Gurov, her lover, is older, bored by his marriage and addicted to brief affairs. On returning to his Moscow routine, he initially has no regrets: "In another month, he fancies, the image of Anna Sergeyevna would be shrouded in a mist in his memory . . . but . . ." - and here the genius of Chekhov asserts itself in its emotional intelligence - ". . . more than a month passed . . . and his memories glowed more and more vividly."

The pair realise that they are "a pair of birds of passage, caught and forced to live in different cages. They forgave each other for what they were ashamed of in their past . . . and felt that this love of theirs had changed them both."

In About Love, a man recalls his life's one great passion and the days spent pondering the unfairness of it all:

"I was unhappy. At home, in the fields, I thought of her; I tried to understand the mystery of a beautiful, intelligent young woman's marrying someone so uninteresting, almost an old man . . . I kept trying to understand why she had met him first and not me, and why such a terrible mistake in our lives need have happened."

A woman abandons her husband in An Anonymous Story, and moves in with her half-hearted lover. Her humiliation is shrewdly documented by the narrator, a revolutionary working as a footman.

In his plays and his stories, Chekhov created remarkable characters. The most unforgettable of all is Dr Andrey Yefimitch, in Ward No 6, a huge man with the body of "an overfed, intemperate and harsh innkeeper on the high road . . . but his step is soft, and his walk cautious and insinuating; when he meets anyone in a narrow passage he is always the first to stop and make way." Yefimitch's squalidly magnificent descent into despair is one of Chekhov's finest achievements.

Suffering ill-health throughout his life, the consumptive Chekhov was odd, emotionally evasive, a romantic, a realist, an outsider. He was courageous, travelling through Siberia to investigate and report on the penal colony on Sakhalin Island, by interviewing the inmates, criminals and political prisoners.

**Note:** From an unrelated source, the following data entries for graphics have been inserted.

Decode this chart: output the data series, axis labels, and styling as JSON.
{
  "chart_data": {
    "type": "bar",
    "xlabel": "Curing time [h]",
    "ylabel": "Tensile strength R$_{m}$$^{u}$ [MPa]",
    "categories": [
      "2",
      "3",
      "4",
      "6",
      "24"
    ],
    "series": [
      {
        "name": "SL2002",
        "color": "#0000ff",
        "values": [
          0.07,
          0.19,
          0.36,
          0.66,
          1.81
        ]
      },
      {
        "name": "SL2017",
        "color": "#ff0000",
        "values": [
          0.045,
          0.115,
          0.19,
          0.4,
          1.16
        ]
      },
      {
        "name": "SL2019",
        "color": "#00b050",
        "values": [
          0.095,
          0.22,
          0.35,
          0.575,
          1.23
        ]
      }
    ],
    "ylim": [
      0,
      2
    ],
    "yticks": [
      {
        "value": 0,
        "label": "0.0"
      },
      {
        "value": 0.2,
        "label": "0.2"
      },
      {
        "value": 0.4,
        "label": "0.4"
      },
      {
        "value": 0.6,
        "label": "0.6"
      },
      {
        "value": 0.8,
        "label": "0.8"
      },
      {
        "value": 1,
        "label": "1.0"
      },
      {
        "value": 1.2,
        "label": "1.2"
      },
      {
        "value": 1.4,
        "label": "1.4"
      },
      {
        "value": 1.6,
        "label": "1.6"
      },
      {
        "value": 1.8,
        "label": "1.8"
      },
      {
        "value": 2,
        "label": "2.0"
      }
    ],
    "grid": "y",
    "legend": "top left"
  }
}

Chekhov died in a German spa in July 1904, aged 44, following two heart attacks, six months after seeing his final work, The Cherry Orchard, premiered. His wife, actress Olga Knipper, whom he had finally married in 1901, played Ranyevskaya, having also been the original Arkadina ( The Seagull), Yelena ( Uncle Vanya) and Masha ( Three Sisters). Dramatist or story writer? Chekhov was both, a consummate artist who looked into the soul of men to sigh with pity, compassion and understanding.

Essential Chekhov

Ward No 6- one of the finest short stories ever written.

The Lady and the Dog- love at its most bewildering.

Three Sisters- life as a prison, hope as an illness.

An Anonymous Story- brilliant, filtered through an all-seeing narrator.

The Cherry Orchard- black comedy about the death of the old Russia and the emergence of a terrifying new one.